Since joining the Department of Pediatrics at the IU School of Medicine, Dr. Kelley's work has focused on translational research in DNA damage and repair, specifically, to determine how those activities can be exploited therapeutically to treat cancers and protect normal cells from oxidative and DNA base damage. DNA’s integrity faces threats from both endogenous agents (intracellular oxidation, alkylation, and ROS) and exogenous agents, including environmental mutagens and anticancer therapeutics. Since 1993, he has focused specifically on the enzyme apurinic/apyrimidinic endonuclease 1/ Redox effector factor-1 (APE1/Ref-1)—mechanistically as well as a therapeutic target in cancers and other diseases that manifest cancer-like properties (such as neoangiogenesis). APE1/Ref-1 is unique to the Base Excision Repair Pathway (BER), with dual repair and redox signaling functions that are crucial to cellular viability. Dr. Kelley has been the first to tease apart those functions, not only to fully characterize them, but to also determine how to manipulate each function individually for therapeutic benefit. In doing the latter, he discovered and has been developing a redox-specific inhibitor of Ref-1, as well as second-generation analogs that are under further investigation. This original work was the impetus for him becoming Chief Scientific Founder and Officer of Apexian Pharmaceuticals, an integrated drug development company that is leveraging the APE1/Ref-1 target platform to produce new therapeutics for some of the deadliest and hardest-to-treat cancers. Apexian recently received a treatment IND (IND125360) for a new drug that targets Ref-1; its potential indications include colon, pancreatic ovarian, leukemias as well as other adult and pediatric cancers. He is also exploring APE1/Ref-1 and BER for mechanistic and therapeutic opportunities in chemotherapy-induced peripheral neuropathy (CIPN). Anti-CIPN indication is also included in the APX3330 IND. In broader terms, all the academic chairs he has held and the program leader and director positions he currently holds are dedicated to fast-tracking collaboration and translational research to find more effective cancer treatments. In his Associate Director positions, he also helps equip the next generation of researchers by training and mentoring junior faculty, postdoctorates, fellows, MD students and others.    

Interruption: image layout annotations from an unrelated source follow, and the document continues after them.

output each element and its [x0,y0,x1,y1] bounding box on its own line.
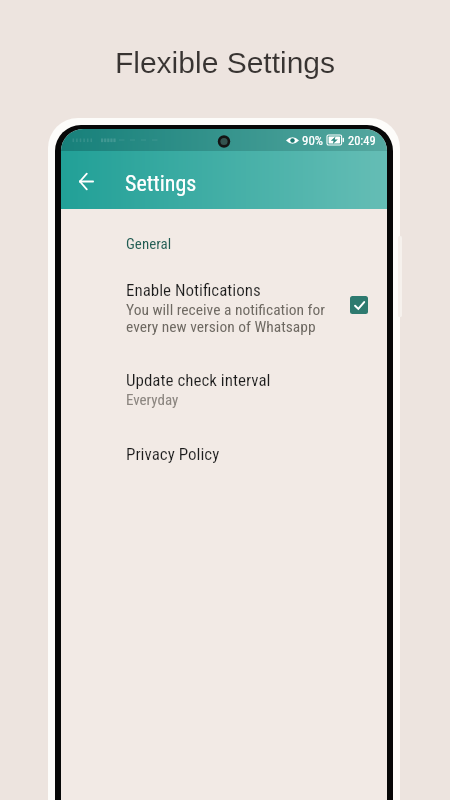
staticText: General [126,235,172,253]
staticText: Flexible Settings [0,46,450,80]
staticText: Settings [125,171,197,197]
button[interactable]: Back [68,163,104,199]
button[interactable]: Enable notifications toggle [350,296,368,314]
staticText: Privacy Policy [126,444,220,464]
staticText: Update check interval [126,370,271,390]
button[interactable]: Privacy Policy [61,444,387,464]
staticText: Enable Notifications [126,280,261,300]
button[interactable]: Update check interval [61,370,387,409]
staticText: You will receive a notification for ever… [126,301,335,336]
staticText: 90% [302,133,324,148]
button[interactable]: Enable Notifications [61,280,387,336]
staticText: 20:49 [348,133,376,148]
staticText: Everyday [126,391,179,409]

All of the discoveries during my career have culminated in 20 patents and over 177 articles in peer reviewed journals as well as 31 review articles/book chapters, attesting to my contributions to the field of DNA repair and redox signaling.

A brief overview of my research includes:

1.   Comprehensive molecular characterization of the APE1/Ref-1 enzyme and its functions

The Base Excision Repair (BER) pathway is the body’s main defense in repairing oxidative damage to DNA. The most singular BER protein that has no “backup” or equivalent is APE1/Ref-1. Its dual name alludes to its unique dual functions as an AP endonuclease and as a redox effector factor (the “Ref” part of its name). Since 1987, I have studied BER extensively and was the first to fully characterize APE1/Ref-1’s translational and clinical relevance and differentiate its functions using chemical molecules (findings published in 1995, 2001, and more recently). While the fully folded protein performs its endonuclease function a locally unfolded configuration of the protein performs redox activities at its amino terminus. Unlike other redox proteins, APE1/Ref-1’s cysteine residues are buried. Also, unlike other redox proteins that require two cysteine residues, APE1/Ref-1 requires three to perform its complex redox functions (published in 2012 and 2013). My efforts in these areas have given me an unprecedented advantage in developing a new class of therapeutics that can selectively modify one function or the other (detailed further in Contribution 4).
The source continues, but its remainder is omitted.